Je laisse aux économistes le soin d’expliquer l’origine et les motifs de la dépression que subit à présent l’industrie anglaise. Je ne puis que constater les effets que j’ai eu moi-même l’occasion d’observer. Mais le fait est que j’ai vu les bateaux marchands déserter le port de Londres, pour se rendre dans des ports étrangers où le séjour leur coûte une livre sterling de moins, par mois, que chez nous ; j’ai vu nos souffleurs de verre condamnés à mourir de faim, par suite de l’importation croissante du verre allemand ; j’ai vu des briquetiers congédiés en masse, parce que les briques étrangères étaient vendues, chez nous, moitié moins cher que les briques anglaises ; j’ai vu des cordonniers et des chapeliers errant dans Londres, en quête d’une occupation passagère quelconque, parce que les maisons qui les employaient s’étaient fermées ; j’ai vu des tailleurs agonisant dans leurs misérables bouges, parce que l’étranger avait abaissé les prix et accaparé tout l’ouvrage.

Il y a aussi les renvois dus à de nouvelles inventions mécaniques. Cela se produit chaque jour. Même dans un travail comme celui du transport du charbon, les nouveaux martinets font l’œuvre de vingt hommes. L’introduction du linotype a jeté sur le pavé des centaines de typographes. Et ces exemples pourraient être multipliés indéfiniment. Tous les jours, des centaines d’ouvriers réguliers se trouvent réduits à rejoindre l’immense armée des « occasionnels. »

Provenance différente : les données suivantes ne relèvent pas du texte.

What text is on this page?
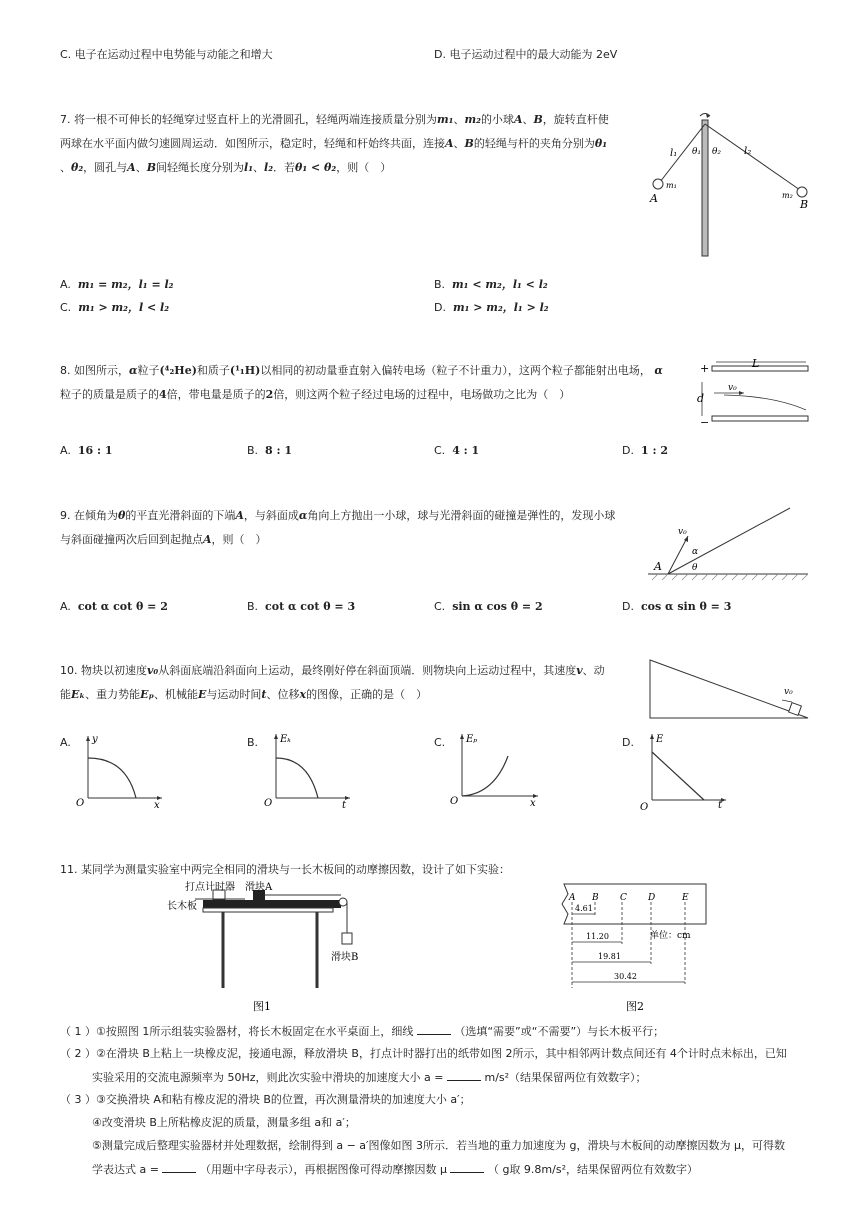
C. 电子在运动过程中电势能与动能之和增大	D. 电子运动过程中的最大动能为 2eV
7. 将一根不可伸长的轻绳穿过竖直杆上的光滑圆孔，轻绳两端连接质量分别为m₁、m₂的小球A、B，旋转直杆使
两球在水平面内做匀速圆周运动．如图所示，稳定时，轻绳和杆始终共面，连接A、B的轻绳与杆的夹角分别为θ₁
、θ₂，圆孔与A、B间轻绳长度分别为l₁、l₂．若θ₁ < θ₂，则（　）
l₁ θ₁ θ₂ l₂
m₁
m₂
A	B
A. m₁ = m₂，l₁ = l₂	B. m₁ < m₂，l₁ < l₂
C. m₁ > m₂，l < l₂	D. m₁ > m₂，l₁ > l₂
8. 如图所示，α粒子(⁴₂He)和质子(¹₁H)以相同的初动量垂直射入偏转电场（粒子不计重力），这两个粒子都能射出电场， α
粒子的质量是质子的4倍，带电量是质子的2倍，则这两个粒子经过电场的过程中，电场做功之比为（　）
+
−
L
d
v₀
A. 16 : 1	B. 8 : 1	C. 4 : 1	D. 1 : 2
9. 在倾角为θ的平直光滑斜面的下端A，与斜面成α角向上方抛出一小球，球与光滑斜面的碰撞是弹性的，发现小球
与斜面碰撞两次后回到起抛点A，则（　）
v₀
α
θ
A
A. cot α cot θ = 2	B. cot α cot θ = 3	C. sin α cos θ = 2	D. cos α sin θ = 3
10. 物块以初速度v₀从斜面底端沿斜面向上运动，最终刚好停在斜面顶端．则物块向上运动过程中，其速度v、动
能Eₖ、重力势能Eₚ、机械能E与运动时间t、位移x的图像，正确的是（　）	v₀
A. y
x
O
B. Eₖ
t
O
C. Eₚ
x
O
D. E
t
O
11. 某同学为测量实验室中两完全相同的滑块与一长木板间的动摩擦因数，设计了如下实验：
打点计时器 滑块A
长木板
滑块B
图1
A B C D	E
4.61
11.20
19.81
30.42
单位：cm
图2
（ 1 ）①按照图 1所示组装实验器材，将长木板固定在水平桌面上，细线	（选填“需要”或“不需要”）与长木板平行；
（ 2 ）②在滑块 B上粘上一块橡皮泥，接通电源，释放滑块 B，打点计时器打出的纸带如图 2所示，其中相邻两计数点间还有 4个计时点未标出，已知
实验采用的交流电源频率为 50Hz，则此次实验中滑块的加速度大小 a =	m/s²（结果保留两位有效数字）；
（ 3 ）③交换滑块 A和粘有橡皮泥的滑块 B的位置，再次测量滑块的加速度大小 a′；
④改变滑块 B上所粘橡皮泥的质量，测量多组 a和 a′；
⑤测量完成后整理实验器材并处理数据，绘制得到 a − a′图像如图 3所示．若当地的重力加速度为 g，滑块与木板间的动摩擦因数为 μ，可得数
学表达式 a =	（用题中字母表示），再根据图像可得动摩擦因数 μ	（ g取 9.8m/s²，结果保留两位有效数字）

Une autre cause de chômage pour les ouvriers, et plus fatale encore que les précédentes, est la coutume d’employer de jeunes garçons avec des gages d’enfans, jusqu’à l’âge de dix-huit ans environ, où l’on s’empresse de les renvoyer pour les remplacer par d’autres plus jeunes. Il y a ainsi des milliers de solides jeunes gaillards qui, ayant dépassé vingt ans, s’efforcent vainement de trouver un emploi, n’ayant appris que des métiers pour lesquels ils sont désormais trop vieux. Leurs parens les ont forcés à gagner de l’argent dès qu’ils sont sortis de l’école, afin que cet argent s’ajoutât au bloc commun. De cette façon, le jeune ouvrier anglais se trouve, après quelques années d’un gain misérable, absolument entraîné vers l’oisiveté. Mal nourri, mal conseillé, et désespéré, le pauvre garçon risque bien de se perdre avant d’avoir atteint l’âge d’homme.

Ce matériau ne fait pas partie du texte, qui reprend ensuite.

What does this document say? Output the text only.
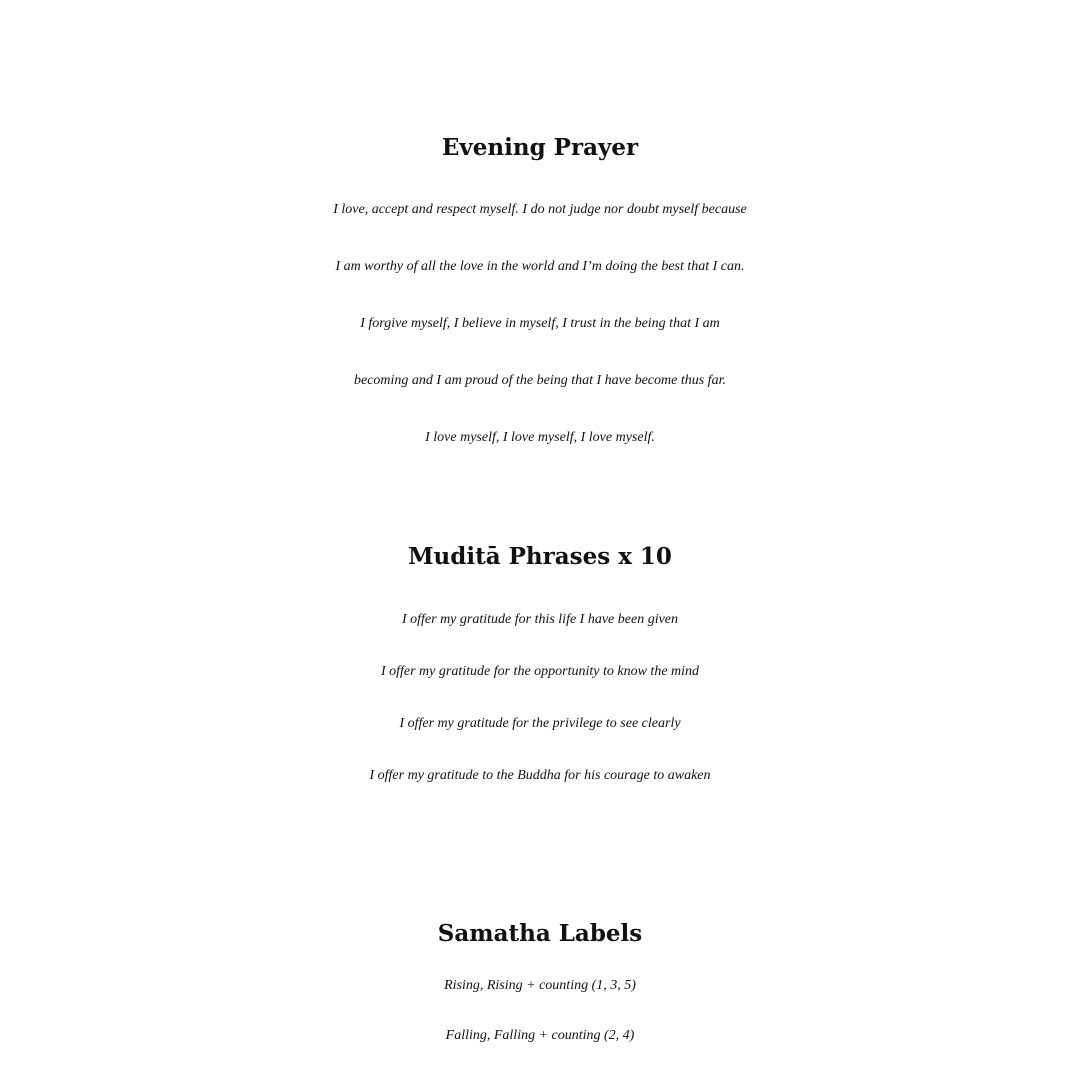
Evening Prayer
I love, accept and respect myself. I do not judge nor doubt myself because
I am worthy of all the love in the world and I’m doing the best that I can.
I forgive myself, I believe in myself, I trust in the being that I am
becoming and I am proud of the being that I have become thus far.
I love myself, I love myself, I love myself.
Muditā Phrases x 10
I offer my gratitude for this life I have been given
I offer my gratitude for the opportunity to know the mind
I offer my gratitude for the privilege to see clearly
I offer my gratitude to the Buddha for his courage to awaken
Samatha Labels
Rising, Rising + counting (1, 3, 5)
Falling, Falling + counting (2, 4)
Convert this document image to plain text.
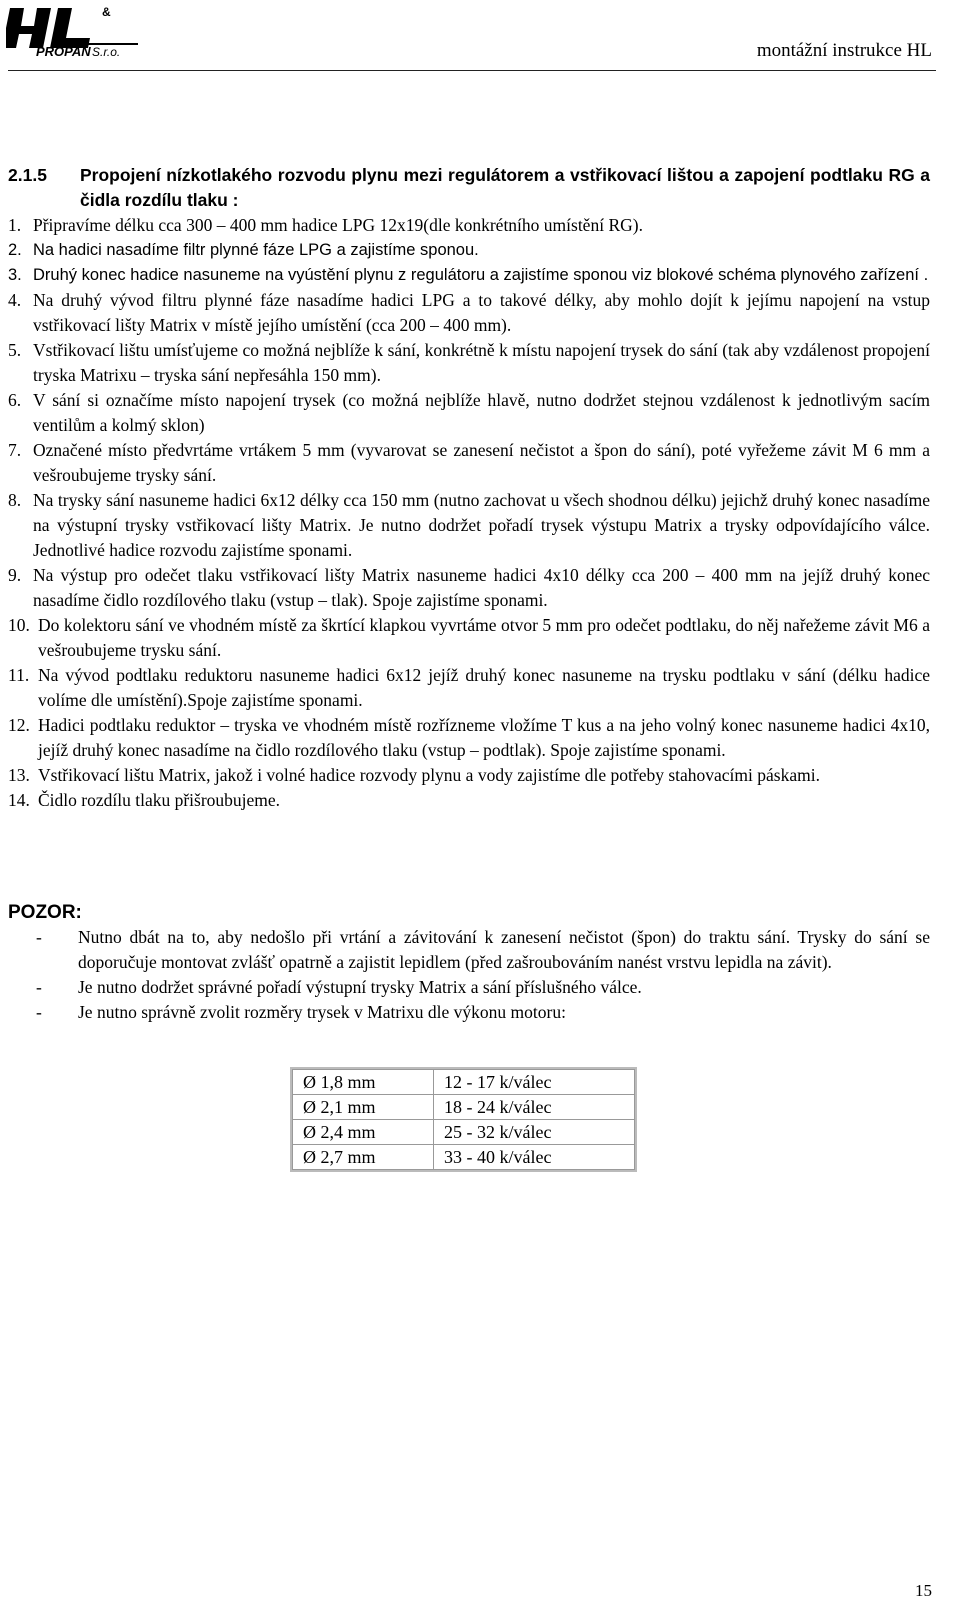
&
PROPAN S.r.o.	montážní instrukce HL
2.1.5 Propojení nízkotlakého rozvodu plynu mezi regulátorem a vstřikovací lištou a zapojení podtlaku RG a čidla rozdílu tlaku :
1. Připravíme délku cca 300 – 400 mm hadice LPG 12x19(dle konkrétního umístění RG).
2. Na hadici nasadíme filtr plynné fáze LPG a zajistíme sponou.
3. Druhý konec hadice nasuneme na vyústění plynu z regulátoru a zajistíme sponou viz blokové schéma plynového zařízení .
4. Na druhý vývod filtru plynné fáze nasadíme hadici LPG a to takové délky, aby mohlo dojít k jejímu napojení na vstup vstřikovací lišty Matrix v místě jejího umístění (cca 200 – 400 mm).
5. Vstřikovací lištu umísťujeme co možná nejblíže k sání, konkrétně k místu napojení trysek do sání (tak aby vzdálenost propojení tryska Matrixu – tryska sání nepřesáhla 150 mm).
6. V sání si označíme místo napojení trysek (co možná nejblíže hlavě, nutno dodržet stejnou vzdálenost k jednotlivým sacím ventilům a kolmý sklon)
7. Označené místo předvrtáme vrtákem 5 mm (vyvarovat se zanesení nečistot a špon do sání), poté vyřežeme závit M 6 mm a vešroubujeme trysky sání.
8. Na trysky sání nasuneme hadici 6x12 délky cca 150 mm (nutno zachovat u všech shodnou délku) jejichž druhý konec nasadíme na výstupní trysky vstřikovací lišty Matrix. Je nutno dodržet pořadí trysek výstupu Matrix a trysky odpovídajícího válce. Jednotlivé hadice rozvodu zajistíme sponami.
9. Na výstup pro odečet tlaku vstřikovací lišty Matrix nasuneme hadici 4x10 délky cca 200 – 400 mm na jejíž druhý konec nasadíme čidlo rozdílového tlaku (vstup – tlak). Spoje zajistíme sponami.
10. Do kolektoru sání ve vhodném místě za škrtící klapkou vyvrtáme otvor 5 mm pro odečet podtlaku, do něj nařežeme závit M6 a vešroubujeme trysku sání.
11. Na vývod podtlaku reduktoru nasuneme hadici 6x12 jejíž druhý konec nasuneme na trysku podtlaku v sání (délku hadice volíme dle umístění).Spoje zajistíme sponami.
12. Hadici podtlaku reduktor – tryska ve vhodném místě rozřízneme vložíme T kus a na jeho volný konec nasuneme hadici 4x10, jejíž druhý konec nasadíme na čidlo rozdílového tlaku (vstup – podtlak). Spoje zajistíme sponami.
13. Vstřikovací lištu Matrix, jakož i volné hadice rozvody plynu a vody zajistíme dle potřeby stahovacími páskami.
14. Čidlo rozdílu tlaku přišroubujeme.
POZOR:
-	Nutno dbát na to, aby nedošlo při vrtání a závitování k zanesení nečistot (špon) do traktu sání. Trysky do sání se doporučuje montovat zvlášť opatrně a zajistit lepidlem (před zašroubováním nanést vrstvu lepidla na závit).
-	Je nutno dodržet správné pořadí výstupní trysky Matrix a sání příslušného válce.
-	Je nutno správně zvolit rozměry trysek v Matrixu dle výkonu motoru:
Ø 1,8 mm	12 - 17 k/válec
Ø 2,1 mm	18 - 24 k/válec
Ø 2,4 mm	25 - 32 k/válec
Ø 2,7 mm	33 - 40 k/válec
15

Enfin on ne doit pas oublier, ni se dissimuler, que, même parmi les ouvriers les plus honnêtes, se rencontrent le manque d’économie, le goût de la boisson, l’absence plus ou moins complète de préoccupation de l’avenir. Ce sont aussi ces défauts qui, chaque jour, achèvent de ruiner les ouvriers, en leur faisant perdre tout l’argent versé par eux aux compagnies d’assurance, — car le non-paiement d’une seule prime suffit à annuler tous les paiemens antérieurs, — ou en les faisant exclure des trade-unions, qui effacent aussitôt de leurs listes tout ouvrier incapable de payer régulièrement sa cotisation.

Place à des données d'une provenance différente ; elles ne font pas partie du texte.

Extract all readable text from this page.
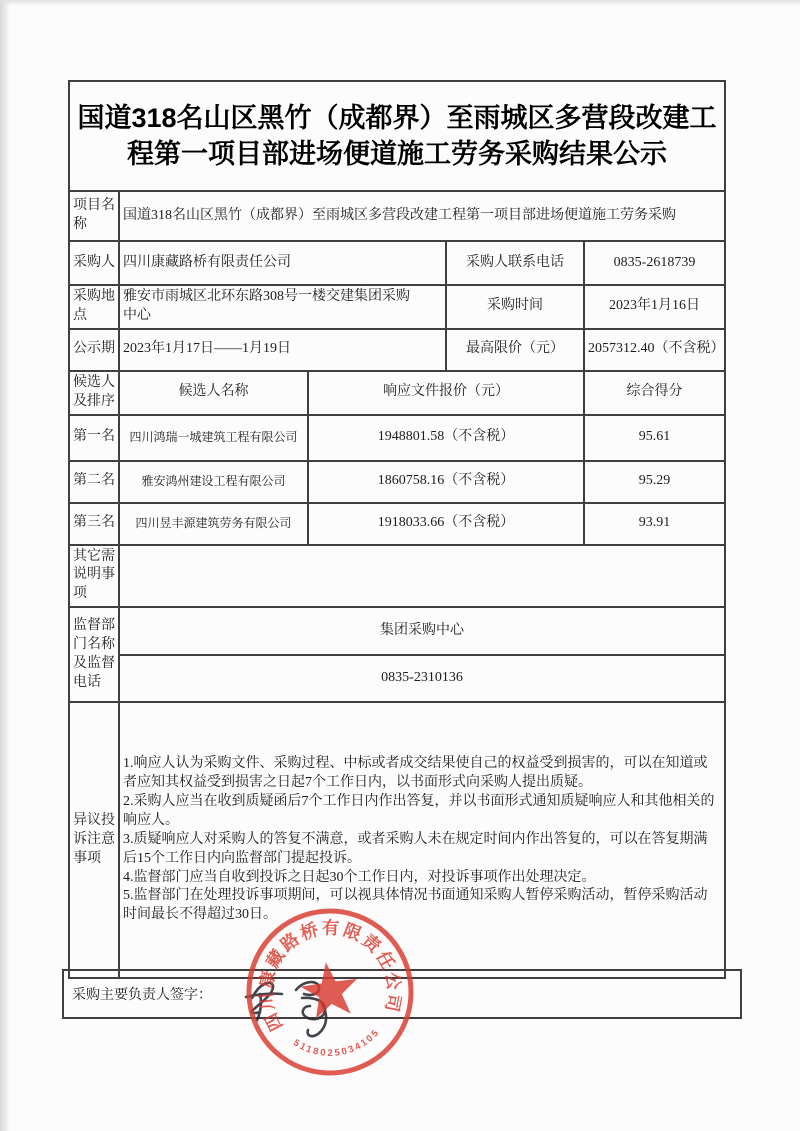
国道318名山区黑竹（成都界）至雨城区多营段改建工程第一项目部进场便道施工劳务采购结果公示				
项目名称	国道318名山区黑竹（成都界）至雨城区多营段改建工程第一项目部进场便道施工劳务采购			
采购人	四川康藏路桥有限责任公司		采购人联系电话	0835-2618739
采购地点	雅安市雨城区北环东路308号一楼交建集团采购中心		采购时间	2023年1月16日
公示期	2023年1月17日——1月19日		最高限价（元）	2057312.40（不含税）
候选人及排序	候选人名称	响应文件报价（元）		综合得分
第一名	四川鸿瑞一城建筑工程有限公司	1948801.58（不含税）		95.61
第二名	雅安鸿州建设工程有限公司	1860758.16（不含税）		95.29
第三名	四川昱丰源建筑劳务有限公司	1918033.66（不含税）		93.91
其它需说明事项				
监督部门名称及监督电话	集团采购中心			
	0835-2310136			
异议投诉注意事项	1.响应人认为采购文件、采购过程、中标或者成交结果使自己的权益受到损害的，可以在知道或者应知其权益受到损害之日起7个工作日内，以书面形式向采购人提出质疑。
2.采购人应当在收到质疑函后7个工作日内作出答复，并以书面形式通知质疑响应人和其他相关的响应人。
3.质疑响应人对采购人的答复不满意，或者采购人未在规定时间内作出答复的，可以在答复期满后15个工作日内向监督部门提起投诉。
4.监督部门应当自收到投诉之日起30个工作日内，对投诉事项作出处理决定。
5.监督部门在处理投诉事项期间，可以视具体情况书面通知采购人暂停采购活动，暂停采购活动时间最长不得超过30日。			
采购主要负责人签字：
四川康藏路桥有限责任公司
5118025034105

Et la détresse de ces ouvriers honnêtes s’aggrave encore de la concurrence que leur font ces autres « ouvriers sans travail, » avec qui l’on a trop souvent l’habitude de les confondre : les fainéans et vagabonds qui ne consentent à travailler que lorsqu’ils ne trouvent absolument pas de moyen plus agréable de s’empêcher de mourir de faim. Ceux-là, d’ailleurs, n’ont jamais à craindre de mourir de faim. Infiniment moins nombreux que les ouvriers de la catégorie précédente, ainsi que le prouve bien l’enquête de Bermondsey, ils sont infiniment plus au courant des ressources qui s’offrent, chaque jour, à l’ouvrier pauvre. Quand une chance se rencontre de gagner quelques sous, ils la connaissent et la saisissent, ou la transmettent à des camarades de leur sorte. Ce sont eux qui profitent des asiles de nuit, des soupes populaires, de toutes les institutions charitables organisées pour les indigens dans les divers quartiers populeux de Londres. « Ces hommes sont une véritable malédiction pour la communauté aux dépens de laquelle ils vivent, comme des parasites. Toute mesure que l’on imagine pour améliorer le sort des ouvriers sans travail, ce sont eux qui en retirent le bénéfice, avant qu’elle puisse atteindre la classe d’ouvriers à qui l’on avait voulu qu’elle s’adressât ; et, comme le public ne voit qu’eux seuls, la misère de l’ouvrier malchanceux lui reste cachée. »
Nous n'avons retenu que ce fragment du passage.